Le Crédit agricole a clôturé, jeudi 12 mai, le « bal » des résultats trimestriels du secteur bancaire français. Des résultats qui portent les stigmates de la faiblesse des taux d’intérêt et de la volatilité des marchés financiers.
Christine Lejoux
La faiblesse des taux d’intérêt, conséquence de la politique monétaire ultra-accommodante de la BCE, pèse sur la marge nette d’intérêt que les banques tirent de leur activité de transformation.

S'il est souvent inconfortable de passer en premier, il n'est pas forcément plus agréable d'être le dernier de la liste. La preuve avec le Crédit agricole, la dernière des quatre plus grandes banques françaises à publier ses résultats trimestriels, jeudi 12 mai : le cours de Bourse de Casa (Crédit agricole SA), l'entité cotée de la banque verte, a perdu jusqu'à 4 % en séance, alors que celui de BNP Paribas, qui avait ouvert « le bal des trimestriels » le 3 mai, s'était adjugé plus de 3% ce jour-là. Il faut dire que le bénéfice net de Casa, en chute de 71% au premier trimestre, à 227 millions d'euros, a pâti de toute une série d'éléments exceptionnels, liés à la réorganisation de la structure capitalistique du Crédit agricole. A l'inverse, avec un résultat net en hausse de 10,1%, à 1,8 milliard d'euros, BNP Paribas avait déjoué les pronostics d'analystes financiers rendus pessimistes par un environnement des plus adverses pour le secteur bancaire.

D'abord en banque de détail (collecte des dépôts et octroi de crédits), où la faiblesse des taux d'intérêt, conséquence de la politique monétaire ultra-accommodante de la BCE (Banque centrale européenne), pèse sur la marge nette d'intérêt que les banques tirent de leur activité de transformation. Pour mémoire, c'est au moyen de ressources à court terme, telles que les dépôts de leurs clients, que les banques financent des prêts de long terme : elles « transforment » ainsi des ressources de court terme, bon marché, en crédits de long terme, par nature plus risqués et par conséquent plus onéreux. Et c'est de cet écart entre taux à court terme et taux à long terme que provient leur marge d'intérêt. En théorie, car la politique monétaire de la BCE a débouché sur un aplatissement de la courbe des taux, c'est-à-dire un resserrement très fort de l'écart entre taux courts et taux longs.

La BFI doit composer avec des marchés nerveux

Conséquence, la marge nette d'intérêt sur les crédits au sein des Caisses d'Epargne et des Banques Populaires (groupe BPCE) a fondu de 7%, au cours des trois premiers mois de l'année. « Elle avait baissé dans une proportion moindre en 2015, année qui avait été marquée par une augmentation importante du volume de crédits.
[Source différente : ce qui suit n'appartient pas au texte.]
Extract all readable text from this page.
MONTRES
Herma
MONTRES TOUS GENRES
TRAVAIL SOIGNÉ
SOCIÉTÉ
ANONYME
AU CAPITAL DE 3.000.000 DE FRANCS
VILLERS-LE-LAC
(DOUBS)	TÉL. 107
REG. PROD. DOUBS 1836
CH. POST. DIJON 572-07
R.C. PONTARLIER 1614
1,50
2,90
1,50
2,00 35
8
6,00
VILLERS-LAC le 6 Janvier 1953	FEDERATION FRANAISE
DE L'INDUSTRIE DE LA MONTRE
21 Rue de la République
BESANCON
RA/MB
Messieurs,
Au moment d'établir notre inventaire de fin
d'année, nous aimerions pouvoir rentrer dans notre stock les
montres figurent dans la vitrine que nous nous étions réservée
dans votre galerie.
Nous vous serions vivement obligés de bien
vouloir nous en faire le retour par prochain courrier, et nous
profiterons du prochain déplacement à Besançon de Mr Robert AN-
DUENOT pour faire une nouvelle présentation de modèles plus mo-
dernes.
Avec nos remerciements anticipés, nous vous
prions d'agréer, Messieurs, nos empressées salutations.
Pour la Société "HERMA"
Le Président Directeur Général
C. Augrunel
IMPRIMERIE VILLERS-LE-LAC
Mais aujourd'hui, les gains de parts de marché dans le crédit ne suffisent plus à compenser l'impact négatif de la faiblesse des taux », a expliqué François Pérol, président du directoire de BPCE, le 10 mai, lors d'une conférence téléphonique. De fait, dans une étude sur les banques françaises publiée le 7 avril, l'agence de notation financière Moody's ne « s'attend pas à ce que la nouvelle baisse des taux d'intérêt, observée depuis le début de l'année, soit compensée par une progression de même ampleur de la production de crédit, en 2016. » Autre illustration des conséquences de l'environnement de taux très bas sur la rentabilité des banques de détail, LCL, la banque de proximité de Casa, a vu son bénéfice net plonger de 31,8%, à 85 millions d'euros. Interrogé sur le calendrier d'un retour à meilleur fortune de LCL, Jérôme Grivet, directeur général adjoint de Casa en charge des finances, a répondu lors d'une conférence téléphonique avec la presse que « cela dépendrait beaucoup des mouvements des taux d'intérêt. » Des mouvements au sujet desquels son confrère Philippe Heim, à la Société générale, n'est pas très optimiste, puisqu'il anticipe une baisse de 2% des revenus de la banque de détail de son groupe en France, cette année, après un recul de 3% de janvier à mars.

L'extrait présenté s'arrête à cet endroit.